Both Lara Jean and Peter had what I like to call “decoy love interests” and they both felt so flt I ended up rolling my eyes whenever one of them showed up. Peter’s ex-girlfriend Genevieve was the stereotypical popular mean girl, and I kept expecting her to get more depth and development, and she never did, and the good girl/bad girl dichotomy between her and Lara Jean left a bad taste in my mouth. Lara Jean’s crush Josh is the stereotypical nice-except-when-he’s-not boy-next-door who I probably could not pick out of a line-up. I did not at any point understand what Lara Jean or Margot saw in him.
My biggest complaint, though, is the ending.
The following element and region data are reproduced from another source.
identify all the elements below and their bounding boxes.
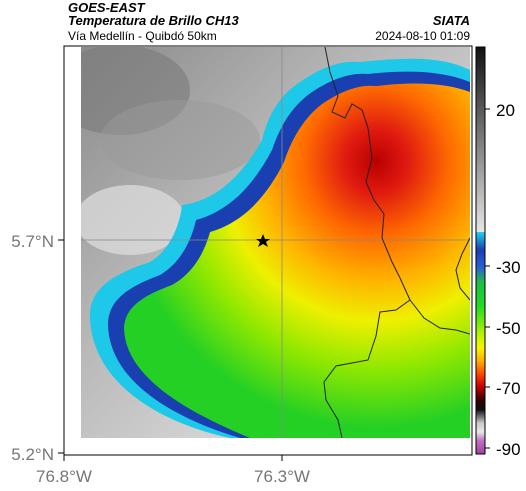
- colorbar-label: 20: [496, 101, 515, 120]
- plot-border: [63, 45, 473, 456]
- boundary-line-north-south: [323, 47, 411, 438]
- timestamp-label: 2024-08-10 01:09: [375, 29, 470, 43]
- satellite-title: GOES-EAST: [68, 0, 145, 15]
- colorbar-label: -90: [496, 440, 521, 459]
- cold-cloud-top: [124, 83, 470, 438]
- lat-tick-label: 5.7°N: [11, 232, 54, 251]
- boundary-line-east: [409, 299, 470, 335]
- route-label: Vía Medellín - Quibdó 50km: [68, 29, 217, 43]
- colorbar-label: -50: [496, 319, 521, 338]
- organization-label: SIATA: [432, 13, 470, 28]
- colorbar: 20 -30 -50 -70 -90: [475, 46, 521, 459]
- star-icon: [256, 234, 270, 247]
- lon-tick-label: 76.3°W: [254, 467, 310, 486]
- colorbar-label: -30: [496, 258, 521, 277]
- lat-tick-label: 5.2°N: [11, 445, 54, 464]
- boundary-line-east-2: [455, 237, 470, 301]
- brightness-temperature-field: [81, 47, 470, 438]
- lon-tick-label: 76.8°W: [36, 467, 92, 486]
- colorbar-warm-segment: [476, 47, 485, 232]
- colorbar-label: -70: [496, 379, 521, 398]
- colorbar-cold-segment: [476, 232, 485, 454]
- product-title: Temperatura de Brillo CH13: [68, 13, 239, 28]
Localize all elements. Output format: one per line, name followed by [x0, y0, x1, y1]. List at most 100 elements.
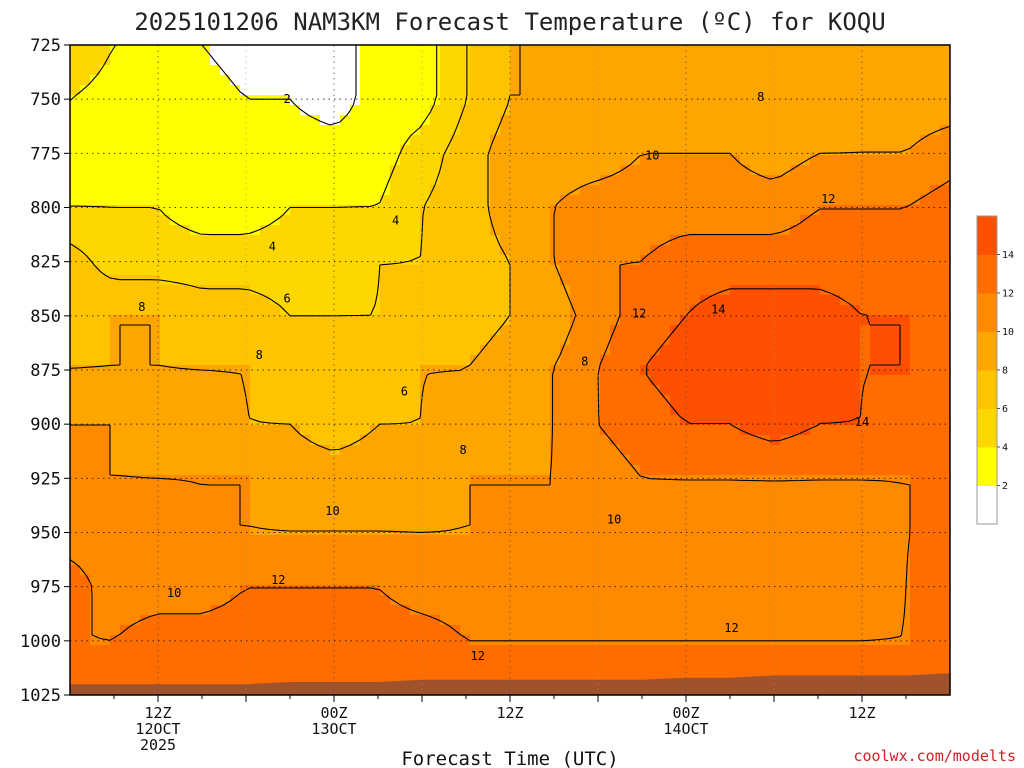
temperature-cell — [910, 535, 921, 546]
temperature-cell — [570, 65, 581, 76]
temperature-cell — [880, 225, 891, 236]
temperature-cell — [240, 185, 251, 196]
temperature-cell — [660, 405, 671, 416]
temperature-cell — [780, 165, 791, 176]
temperature-cell — [720, 335, 731, 346]
temperature-cell — [790, 235, 801, 246]
temperature-cell — [800, 595, 811, 606]
temperature-cell — [390, 335, 401, 346]
temperature-cell — [810, 125, 821, 136]
temperature-cell — [760, 405, 771, 416]
temperature-cell — [260, 115, 271, 126]
temperature-cell — [630, 85, 641, 96]
temperature-cell — [300, 185, 311, 196]
temperature-cell — [790, 425, 801, 436]
temperature-cell — [740, 385, 751, 396]
temperature-cell — [210, 215, 221, 226]
temperature-cell — [690, 295, 701, 306]
temperature-cell — [710, 505, 721, 516]
temperature-cell — [460, 585, 471, 596]
temperature-cell — [170, 355, 181, 366]
temperature-cell — [110, 415, 121, 426]
temperature-cell — [740, 465, 751, 476]
temperature-cell — [810, 65, 821, 76]
temperature-cell — [560, 545, 571, 556]
temperature-cell — [380, 355, 391, 366]
temperature-cell — [870, 275, 881, 286]
temperature-cell — [610, 445, 621, 456]
temperature-cell — [830, 385, 841, 396]
temperature-cell — [820, 245, 831, 256]
temperature-cell — [520, 315, 531, 326]
temperature-cell — [530, 525, 541, 536]
temperature-cell — [920, 375, 931, 386]
temperature-cell — [110, 95, 121, 106]
temperature-cell — [700, 515, 711, 526]
temperature-cell — [390, 235, 401, 246]
temperature-cell — [570, 195, 581, 206]
temperature-cell — [620, 545, 631, 556]
temperature-cell — [920, 135, 931, 146]
temperature-cell — [270, 115, 281, 126]
temperature-cell — [910, 415, 921, 426]
temperature-cell — [910, 585, 921, 596]
temperature-cell — [180, 595, 191, 606]
temperature-cell — [170, 185, 181, 196]
temperature-cell — [890, 515, 901, 526]
temperature-cell — [310, 295, 321, 306]
temperature-cell — [510, 105, 521, 116]
temperature-cell — [660, 475, 671, 486]
temperature-cell — [350, 475, 361, 486]
temperature-cell — [360, 325, 371, 336]
temperature-cell — [310, 585, 321, 596]
temperature-cell — [910, 385, 921, 396]
temperature-cell — [570, 375, 581, 386]
temperature-cell — [450, 325, 461, 336]
temperature-cell — [440, 125, 451, 136]
temperature-cell — [810, 325, 821, 336]
temperature-cell — [720, 95, 731, 106]
temperature-cell — [350, 495, 361, 506]
temperature-cell — [620, 145, 631, 156]
temperature-cell — [880, 425, 891, 436]
temperature-cell — [720, 55, 731, 66]
temperature-cell — [550, 595, 561, 606]
temperature-cell — [770, 445, 781, 456]
temperature-cell — [330, 475, 341, 486]
temperature-cell — [830, 375, 841, 386]
temperature-cell — [460, 325, 471, 336]
temperature-cell — [610, 305, 621, 316]
temperature-cell — [370, 375, 381, 386]
temperature-cell — [260, 385, 271, 396]
temperature-cell — [270, 405, 281, 416]
temperature-cell — [800, 135, 811, 146]
temperature-cell — [230, 565, 241, 576]
temperature-cell — [850, 455, 861, 466]
temperature-cell — [480, 525, 491, 536]
temperature-cell — [430, 65, 441, 76]
temperature-cell — [860, 145, 871, 156]
temperature-cell — [90, 445, 101, 456]
temperature-cell — [930, 525, 941, 536]
temperature-cell — [190, 115, 201, 126]
temperature-cell — [330, 525, 341, 536]
temperature-cell — [620, 75, 631, 86]
temperature-cell — [410, 525, 421, 536]
temperature-cell — [480, 345, 491, 356]
temperature-cell — [840, 175, 851, 186]
temperature-cell — [120, 265, 131, 276]
temperature-cell — [790, 455, 801, 466]
temperature-cell — [190, 235, 201, 246]
temperature-cell — [940, 295, 950, 306]
temperature-cell — [160, 395, 171, 406]
temperature-cell — [380, 415, 391, 426]
temperature-cell — [530, 605, 541, 616]
temperature-cell — [180, 65, 191, 76]
temperature-cell — [320, 205, 331, 216]
temperature-cell — [130, 565, 141, 576]
temperature-cell — [200, 235, 211, 246]
temperature-cell — [130, 585, 141, 596]
temperature-cell — [880, 315, 891, 326]
temperature-cell — [750, 175, 761, 186]
temperature-cell — [340, 105, 351, 116]
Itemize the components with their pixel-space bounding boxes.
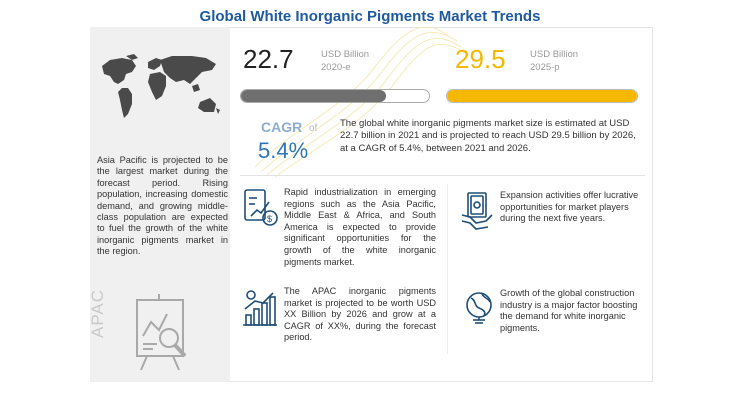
column-divider: [447, 184, 448, 354]
projected-market-bar-fill: [447, 90, 637, 102]
projected-year-label: 2025-p: [530, 62, 560, 73]
insight-text-apac-forecast: The APAC inorganic pigments market is pr…: [284, 286, 436, 343]
projected-market-bar: [446, 89, 638, 103]
globe-icon: [466, 292, 492, 324]
projected-unit-label: USD Billion: [530, 49, 579, 60]
projected-market-value: 29.5: [455, 44, 506, 74]
current-market-value: 22.7: [243, 44, 294, 74]
decorative-swirl: [254, 27, 465, 177]
insight-text-expansion: Expansion activities offer lucrative opp…: [500, 190, 639, 224]
current-unit-label: USD Billion: [321, 49, 370, 60]
current-year-label: 2020-e: [321, 62, 351, 73]
section-divider: [240, 175, 645, 176]
insight-text-construction: Growth of the global construction indust…: [500, 288, 638, 333]
projected-market-unit: USD Billion 2025-p: [530, 48, 578, 74]
bar-chart-dollar-icon: [243, 290, 277, 326]
page-title: Global White Inorganic Pigments Market T…: [199, 8, 541, 25]
current-market-bar-fill: [241, 90, 386, 102]
growth-dollar-icon: $: [244, 189, 278, 226]
world-map-icon: [102, 54, 220, 118]
current-market-bar: [240, 89, 430, 103]
cagr-value: 5.4%: [258, 138, 309, 163]
region-label: APAC: [88, 288, 107, 338]
insight-text-industrialization: Rapid industrialization in emerging regi…: [284, 187, 436, 267]
presentation-magnifier-icon: [136, 294, 187, 371]
svg-text:$: $: [267, 214, 272, 224]
current-market-unit: USD Billion 2020-e: [321, 48, 369, 74]
market-summary: The global white inorganic pigments mark…: [340, 118, 636, 154]
cagr-connector: of: [309, 123, 318, 134]
region-description: Asia Pacific is projected to be the larg…: [97, 155, 228, 257]
cagr-label: CAGR: [261, 119, 303, 135]
money-hand-icon: [461, 192, 493, 230]
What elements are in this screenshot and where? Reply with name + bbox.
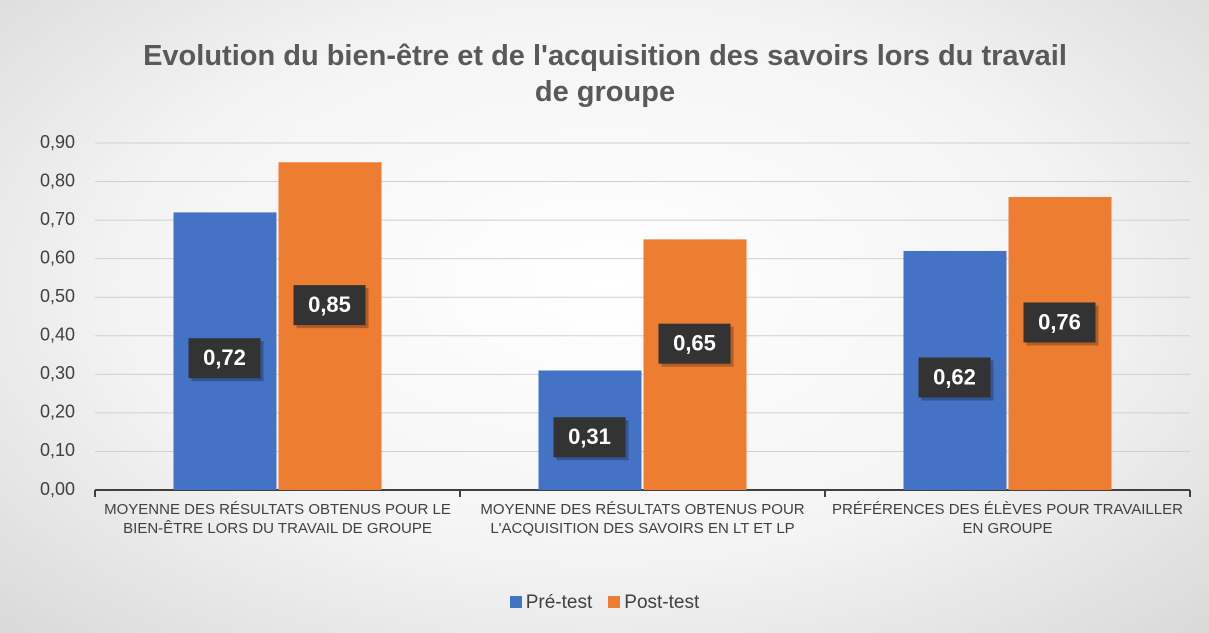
legend-swatch: [509, 596, 522, 608]
x-tick-label: MOYENNE DES RÉSULTATS OBTENUS POUR L'ACQ…: [480, 501, 805, 537]
value-label-box: [553, 417, 626, 458]
value-label-box: [658, 323, 731, 364]
value-label: 0,31: [568, 424, 611, 449]
legend-swatch: [608, 596, 621, 608]
y-tick-label: 0,90: [40, 132, 75, 152]
legend-label: Post-test: [624, 592, 700, 613]
y-tick-label: 0,70: [40, 209, 75, 229]
chart-title: Evolution du bien-être et de l'acquisiti…: [143, 40, 1067, 108]
value-label: 0,76: [1038, 309, 1081, 334]
legend-label: Pré-test: [525, 592, 593, 613]
value-label-box: [188, 338, 261, 379]
legend-item: Pré-test: [509, 592, 593, 614]
value-label: 0,65: [673, 331, 716, 356]
legend: Pré-test Post-test: [0, 592, 1209, 614]
bar: [643, 239, 747, 490]
value-label-box: [1023, 302, 1096, 343]
y-tick-label: 0,50: [40, 286, 75, 306]
y-tick-label: 0,30: [40, 363, 75, 383]
y-tick-label: 0,80: [40, 170, 75, 190]
y-tick-label: 0,20: [40, 402, 75, 422]
y-tick-label: 0,00: [40, 479, 75, 499]
x-tick-label: PRÉFÉRENCES DES ÉLÈVES POUR TRAVAILLER E…: [832, 501, 1183, 537]
bar: [278, 162, 382, 490]
y-tick-label: 0,40: [40, 325, 75, 345]
value-label-box: [293, 285, 366, 326]
value-label: 0,62: [933, 364, 976, 389]
bar: [1008, 196, 1112, 490]
value-label: 0,85: [308, 292, 351, 317]
x-tick-label: MOYENNE DES RÉSULTATS OBTENUS POUR LE BI…: [104, 501, 451, 537]
value-label-box: [918, 357, 991, 398]
y-tick-label: 0,60: [40, 247, 75, 267]
value-label: 0,72: [203, 345, 246, 370]
legend-item: Post-test: [608, 592, 699, 614]
y-tick-label: 0,10: [40, 440, 75, 460]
The last 40-ish pages of the book felt so rushed–there was so much going on, and the piling-on of Big Events made them feel somewhat contrived. Because it was so close to the end, there wasn’t really room to develop an adequate resolution. In particular, I felt like Lara Jean and Margot had a lot more to work through and discuss than they did. I understand that there’s going to be a second book, but I still would have liked more of a sense of completeness. And that last page…let’s just say that if I hadn’t known there would be a sequel, I would have thrown my Kindle out the window, and that would have been bad for everybody involved.
Lara Jean and Peter’s relationship was adorable and hit me in all of my weaknesses. Opposites attract? Fake relationship turning into real feelings? Flawed characters changing their assumptions and helping each other grow and meeting in the middle? Plus, there was Peter writing Lara Jean notes and the two of them having flour fights and really cute back-and-forth and watching them fall in love without realizing it and making me fall in love with them too. Needless to say, I smiled a lot.
I loved Lara Jean’s voice. The writing was gorgeous and had a very distinct and cozy feeling, and Jenny Han puts emotions into words in a beautiful way. I almost immediately got a sense of who Lara Jean was–a little naive, a little off-beat, contemplative, romantic. She can and will stand up for herself and her beliefs, but she can also change her beliefs when she needs to. She felt very real to me, and so did her slow maturing throughout the book.
I had a lot of feelings about Lara Jean’s relationship with her sisters. From the beginning, the bond between Lara Jean, Margot, and Kitty is obvious, and it persists even through all their conflicts. I am particularly looking forward to the way Lara Jean and Margot’s relationship develops in the next book.
If you’re in the mood for a genuine and heartfelt romance with a strong emphasis on family relationships, definitely read this. That said, if you don’t like waiting for the next book after a cliffhanger, you might want to wait until closer to June.